Eminim. Az dediği çeşit, bu büyüklükte bir yer için oldukça tatmin edici. Demek ki ara ara gelip lezzet kovalamak gerek.
Yemeğim bittikten sonra rakımı alıp bara geçtim. Barda tek başına oturan beyefendi belli ki müdavim.
Parolamız rakı. Rakı içerken kimse ne niyet okuyor, ne art niyet arıyor. Ben de o rahatlıkla 40 yıllık arkadaşımmış gibi daldım muhabbete. Sol kolu alçıda. “Geçmiş olsun” faslını çabucak geçip muhabbeti koyulaştırdık.

Kadir bey (Karayel 52) Çorumlu. 86’da gelmiş İstanbul’a. Çorap işinde. İmalat da var, satış da. 1995’ten beri Rumeli’nin müdavimi.
“Eskiden ortam çok güzeldi, artık tadı kaçtı. Meyhane ortamı kalmadı. Pahalılıktan. Mekâncı da haklı müşteri de. Aldı başını gitti her şey. Eskiden rakı masası kuranlar şimdi bir-iki birayla idare ediyor.”
Sözleştik, iş yerinin terasında rakı içeceğiz bir gün.

Keşke daha erken gelseymişim. İçeride zaman dursa da dışarıda zaman aleyhte.
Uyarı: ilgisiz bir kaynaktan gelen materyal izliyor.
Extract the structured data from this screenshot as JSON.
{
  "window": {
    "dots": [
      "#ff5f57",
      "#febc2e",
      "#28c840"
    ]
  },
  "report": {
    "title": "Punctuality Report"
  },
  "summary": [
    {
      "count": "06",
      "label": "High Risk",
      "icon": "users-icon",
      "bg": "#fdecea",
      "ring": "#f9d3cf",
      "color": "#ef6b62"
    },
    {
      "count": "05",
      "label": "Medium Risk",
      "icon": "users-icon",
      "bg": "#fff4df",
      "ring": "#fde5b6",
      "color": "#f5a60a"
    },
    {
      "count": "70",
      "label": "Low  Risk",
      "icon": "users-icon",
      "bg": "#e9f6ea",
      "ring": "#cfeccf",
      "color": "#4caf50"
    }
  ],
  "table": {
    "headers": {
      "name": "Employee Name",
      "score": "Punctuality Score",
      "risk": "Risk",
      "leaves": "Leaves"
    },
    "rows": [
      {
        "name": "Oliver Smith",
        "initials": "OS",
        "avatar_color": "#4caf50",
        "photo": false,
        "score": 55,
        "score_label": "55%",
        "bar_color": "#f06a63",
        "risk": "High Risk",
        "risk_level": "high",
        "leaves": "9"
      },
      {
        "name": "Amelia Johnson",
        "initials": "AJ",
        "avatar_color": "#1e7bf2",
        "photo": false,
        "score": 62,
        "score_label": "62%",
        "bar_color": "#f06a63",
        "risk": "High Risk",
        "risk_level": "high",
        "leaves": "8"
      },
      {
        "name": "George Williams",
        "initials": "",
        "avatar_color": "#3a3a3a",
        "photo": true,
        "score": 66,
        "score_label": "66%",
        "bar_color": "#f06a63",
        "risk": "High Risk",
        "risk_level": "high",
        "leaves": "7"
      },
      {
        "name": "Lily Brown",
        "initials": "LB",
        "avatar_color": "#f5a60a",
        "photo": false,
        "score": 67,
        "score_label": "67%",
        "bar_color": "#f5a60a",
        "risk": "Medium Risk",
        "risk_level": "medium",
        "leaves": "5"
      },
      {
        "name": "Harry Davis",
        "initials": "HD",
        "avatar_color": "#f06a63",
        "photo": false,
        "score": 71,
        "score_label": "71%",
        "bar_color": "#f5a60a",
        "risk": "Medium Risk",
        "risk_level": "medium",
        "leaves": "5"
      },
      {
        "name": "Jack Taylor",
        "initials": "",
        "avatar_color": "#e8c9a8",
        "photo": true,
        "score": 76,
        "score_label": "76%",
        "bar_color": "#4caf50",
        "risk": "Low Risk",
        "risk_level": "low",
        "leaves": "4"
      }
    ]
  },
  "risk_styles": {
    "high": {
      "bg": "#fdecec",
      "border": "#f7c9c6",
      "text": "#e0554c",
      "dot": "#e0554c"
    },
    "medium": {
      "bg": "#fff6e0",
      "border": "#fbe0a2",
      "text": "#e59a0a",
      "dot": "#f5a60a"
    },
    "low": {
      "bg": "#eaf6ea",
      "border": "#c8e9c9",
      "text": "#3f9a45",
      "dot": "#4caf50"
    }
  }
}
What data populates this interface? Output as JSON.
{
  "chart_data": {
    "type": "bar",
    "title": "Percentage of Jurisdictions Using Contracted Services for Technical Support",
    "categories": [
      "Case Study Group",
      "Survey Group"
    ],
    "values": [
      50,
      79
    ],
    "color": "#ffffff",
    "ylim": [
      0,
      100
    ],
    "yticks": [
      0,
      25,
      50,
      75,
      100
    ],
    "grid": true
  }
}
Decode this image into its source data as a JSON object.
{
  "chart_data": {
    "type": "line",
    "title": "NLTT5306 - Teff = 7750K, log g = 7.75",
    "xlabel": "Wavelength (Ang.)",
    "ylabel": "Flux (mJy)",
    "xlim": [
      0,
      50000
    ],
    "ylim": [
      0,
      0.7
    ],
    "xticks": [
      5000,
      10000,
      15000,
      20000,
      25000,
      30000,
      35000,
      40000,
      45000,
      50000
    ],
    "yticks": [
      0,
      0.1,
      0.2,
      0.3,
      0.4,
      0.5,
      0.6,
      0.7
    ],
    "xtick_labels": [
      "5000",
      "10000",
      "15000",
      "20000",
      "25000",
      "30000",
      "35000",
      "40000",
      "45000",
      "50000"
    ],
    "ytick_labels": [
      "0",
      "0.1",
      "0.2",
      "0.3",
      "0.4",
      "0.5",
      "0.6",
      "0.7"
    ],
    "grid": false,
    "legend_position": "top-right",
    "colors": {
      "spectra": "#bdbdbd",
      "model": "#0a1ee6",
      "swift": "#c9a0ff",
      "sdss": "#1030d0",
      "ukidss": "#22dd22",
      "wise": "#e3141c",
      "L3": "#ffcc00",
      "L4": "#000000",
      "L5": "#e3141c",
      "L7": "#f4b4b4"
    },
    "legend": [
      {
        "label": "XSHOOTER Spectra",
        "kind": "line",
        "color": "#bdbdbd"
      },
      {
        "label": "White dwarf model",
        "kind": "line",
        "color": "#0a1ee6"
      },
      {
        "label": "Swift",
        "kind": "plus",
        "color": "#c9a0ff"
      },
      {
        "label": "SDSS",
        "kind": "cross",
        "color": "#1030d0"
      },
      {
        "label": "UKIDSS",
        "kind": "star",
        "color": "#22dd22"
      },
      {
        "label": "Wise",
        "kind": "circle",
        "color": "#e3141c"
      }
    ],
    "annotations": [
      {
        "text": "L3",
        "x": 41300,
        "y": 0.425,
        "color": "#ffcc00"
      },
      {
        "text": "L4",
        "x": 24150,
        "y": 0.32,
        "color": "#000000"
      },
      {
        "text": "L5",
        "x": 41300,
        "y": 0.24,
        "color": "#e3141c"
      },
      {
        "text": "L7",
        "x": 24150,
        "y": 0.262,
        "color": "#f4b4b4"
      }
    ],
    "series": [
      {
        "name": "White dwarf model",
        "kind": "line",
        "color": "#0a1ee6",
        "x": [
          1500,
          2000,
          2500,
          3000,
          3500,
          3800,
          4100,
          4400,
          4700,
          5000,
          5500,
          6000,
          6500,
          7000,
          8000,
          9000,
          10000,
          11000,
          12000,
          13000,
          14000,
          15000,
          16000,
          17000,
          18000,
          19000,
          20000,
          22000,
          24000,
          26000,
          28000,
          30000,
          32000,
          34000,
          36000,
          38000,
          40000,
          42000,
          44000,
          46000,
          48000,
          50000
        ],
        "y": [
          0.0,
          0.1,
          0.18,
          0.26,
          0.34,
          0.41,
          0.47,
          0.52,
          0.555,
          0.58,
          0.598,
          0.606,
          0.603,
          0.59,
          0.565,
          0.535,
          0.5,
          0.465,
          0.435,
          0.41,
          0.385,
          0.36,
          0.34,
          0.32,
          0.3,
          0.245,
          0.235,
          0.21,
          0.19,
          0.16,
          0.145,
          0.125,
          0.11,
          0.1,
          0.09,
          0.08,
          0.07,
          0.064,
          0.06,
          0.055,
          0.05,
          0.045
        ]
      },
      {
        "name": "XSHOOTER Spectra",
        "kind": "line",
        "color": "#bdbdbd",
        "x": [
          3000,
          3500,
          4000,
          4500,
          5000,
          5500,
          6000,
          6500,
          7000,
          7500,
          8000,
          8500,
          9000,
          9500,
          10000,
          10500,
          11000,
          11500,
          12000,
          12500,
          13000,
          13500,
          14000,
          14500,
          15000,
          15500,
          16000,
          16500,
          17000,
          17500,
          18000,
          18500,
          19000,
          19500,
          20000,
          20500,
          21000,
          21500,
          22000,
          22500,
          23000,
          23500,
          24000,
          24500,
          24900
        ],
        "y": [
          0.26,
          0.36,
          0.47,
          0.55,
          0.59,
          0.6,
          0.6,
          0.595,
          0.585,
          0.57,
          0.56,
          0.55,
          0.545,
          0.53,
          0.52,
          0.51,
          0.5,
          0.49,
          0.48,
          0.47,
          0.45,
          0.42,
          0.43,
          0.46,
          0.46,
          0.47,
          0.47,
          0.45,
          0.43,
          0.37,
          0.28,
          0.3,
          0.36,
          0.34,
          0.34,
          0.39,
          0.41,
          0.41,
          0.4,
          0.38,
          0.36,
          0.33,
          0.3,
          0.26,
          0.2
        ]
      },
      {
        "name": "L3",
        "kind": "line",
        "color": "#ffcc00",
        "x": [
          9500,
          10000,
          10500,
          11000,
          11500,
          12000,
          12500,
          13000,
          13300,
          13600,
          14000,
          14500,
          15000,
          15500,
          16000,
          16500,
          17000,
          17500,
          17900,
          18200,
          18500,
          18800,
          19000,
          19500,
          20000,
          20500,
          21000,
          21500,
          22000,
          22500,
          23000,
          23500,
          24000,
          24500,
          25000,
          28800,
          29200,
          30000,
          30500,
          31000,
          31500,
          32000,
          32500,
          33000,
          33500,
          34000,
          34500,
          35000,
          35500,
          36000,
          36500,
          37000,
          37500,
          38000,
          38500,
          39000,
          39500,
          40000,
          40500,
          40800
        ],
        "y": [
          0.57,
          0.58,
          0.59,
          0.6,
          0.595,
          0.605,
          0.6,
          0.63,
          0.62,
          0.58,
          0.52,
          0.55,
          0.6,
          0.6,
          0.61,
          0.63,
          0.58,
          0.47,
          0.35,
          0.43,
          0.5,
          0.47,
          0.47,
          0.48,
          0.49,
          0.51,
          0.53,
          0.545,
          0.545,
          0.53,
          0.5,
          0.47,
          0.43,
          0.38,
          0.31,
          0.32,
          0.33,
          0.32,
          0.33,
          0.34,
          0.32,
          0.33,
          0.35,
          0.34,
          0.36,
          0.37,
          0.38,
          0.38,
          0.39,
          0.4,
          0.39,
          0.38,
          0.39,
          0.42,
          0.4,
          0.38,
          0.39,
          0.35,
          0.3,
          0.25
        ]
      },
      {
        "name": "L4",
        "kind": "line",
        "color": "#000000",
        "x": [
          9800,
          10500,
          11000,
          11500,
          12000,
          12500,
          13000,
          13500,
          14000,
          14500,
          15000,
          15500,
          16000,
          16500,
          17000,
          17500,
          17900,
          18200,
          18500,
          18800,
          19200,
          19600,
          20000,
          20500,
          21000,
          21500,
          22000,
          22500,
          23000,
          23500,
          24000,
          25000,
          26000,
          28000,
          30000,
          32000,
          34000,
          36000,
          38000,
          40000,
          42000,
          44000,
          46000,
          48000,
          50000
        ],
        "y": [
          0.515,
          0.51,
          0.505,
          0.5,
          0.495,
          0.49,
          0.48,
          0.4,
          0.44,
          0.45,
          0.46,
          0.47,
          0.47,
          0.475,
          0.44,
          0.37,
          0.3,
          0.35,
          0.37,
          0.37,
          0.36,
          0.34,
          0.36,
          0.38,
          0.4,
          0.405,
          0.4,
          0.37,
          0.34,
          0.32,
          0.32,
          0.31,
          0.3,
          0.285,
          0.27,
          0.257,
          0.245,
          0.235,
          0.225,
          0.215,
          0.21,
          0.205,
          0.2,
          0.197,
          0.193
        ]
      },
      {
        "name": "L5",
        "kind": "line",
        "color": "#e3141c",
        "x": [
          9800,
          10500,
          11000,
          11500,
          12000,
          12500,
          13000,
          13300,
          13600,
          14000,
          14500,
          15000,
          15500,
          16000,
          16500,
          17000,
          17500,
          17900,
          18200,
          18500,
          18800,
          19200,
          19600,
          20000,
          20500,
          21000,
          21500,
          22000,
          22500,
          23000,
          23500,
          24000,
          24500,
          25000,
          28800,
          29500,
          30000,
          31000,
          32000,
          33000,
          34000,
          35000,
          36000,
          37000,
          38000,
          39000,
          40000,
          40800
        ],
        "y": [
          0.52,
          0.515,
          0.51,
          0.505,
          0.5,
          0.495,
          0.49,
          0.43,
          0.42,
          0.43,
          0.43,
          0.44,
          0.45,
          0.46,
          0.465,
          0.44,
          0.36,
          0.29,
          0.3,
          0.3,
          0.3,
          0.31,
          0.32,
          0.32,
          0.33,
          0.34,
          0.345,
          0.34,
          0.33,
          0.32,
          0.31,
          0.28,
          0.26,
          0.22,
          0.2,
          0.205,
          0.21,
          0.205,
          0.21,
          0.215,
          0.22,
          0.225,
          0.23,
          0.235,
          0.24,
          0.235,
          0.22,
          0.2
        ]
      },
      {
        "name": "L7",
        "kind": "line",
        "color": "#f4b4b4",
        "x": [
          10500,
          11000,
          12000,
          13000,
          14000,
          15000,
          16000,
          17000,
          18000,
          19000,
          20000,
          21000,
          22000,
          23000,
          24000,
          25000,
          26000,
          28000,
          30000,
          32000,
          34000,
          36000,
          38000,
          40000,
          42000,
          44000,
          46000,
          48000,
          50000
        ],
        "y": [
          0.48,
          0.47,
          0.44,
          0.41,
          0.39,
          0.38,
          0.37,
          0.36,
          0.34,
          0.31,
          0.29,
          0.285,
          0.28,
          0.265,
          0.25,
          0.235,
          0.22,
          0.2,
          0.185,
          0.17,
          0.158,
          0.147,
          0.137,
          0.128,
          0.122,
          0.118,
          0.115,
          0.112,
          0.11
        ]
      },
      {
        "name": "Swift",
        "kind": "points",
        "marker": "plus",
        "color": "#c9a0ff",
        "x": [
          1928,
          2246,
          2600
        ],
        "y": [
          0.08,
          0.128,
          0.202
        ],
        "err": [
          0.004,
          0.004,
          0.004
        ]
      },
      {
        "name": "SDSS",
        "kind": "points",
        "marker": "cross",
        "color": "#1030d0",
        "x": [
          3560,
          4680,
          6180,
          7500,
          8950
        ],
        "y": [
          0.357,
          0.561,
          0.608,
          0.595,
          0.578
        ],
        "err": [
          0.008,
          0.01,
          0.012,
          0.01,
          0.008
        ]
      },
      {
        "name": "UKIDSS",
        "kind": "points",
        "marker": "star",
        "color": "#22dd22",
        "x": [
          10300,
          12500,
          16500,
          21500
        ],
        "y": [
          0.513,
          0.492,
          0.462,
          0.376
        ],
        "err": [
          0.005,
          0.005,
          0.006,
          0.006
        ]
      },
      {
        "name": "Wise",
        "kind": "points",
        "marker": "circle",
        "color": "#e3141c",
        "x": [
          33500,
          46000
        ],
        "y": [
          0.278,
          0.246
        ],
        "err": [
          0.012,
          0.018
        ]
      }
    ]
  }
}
Otobüs seferleri çoktan bitmiş, metro da gece yarısına dakika sayıyor.
Hesabım bin 900 lira. Bira 140, 35’lik 1000, mezeler 140, Arnavut ciğer 250, kuru et 300, köfte 320, tavuk şiş 300, et sote 400 lira.
Tuvalet faslını atlamayalım, iki pisuvar, bir alaturka kabin var. Erkekler için hepsi. Pis sayılmaz.
Denetim tatsızlığını saymazsak, güzel bir meyhanede samimi insanlar arasında güzel bir akşamdı.
Bir gün de zamanı unutmak için öğlen mi otursam?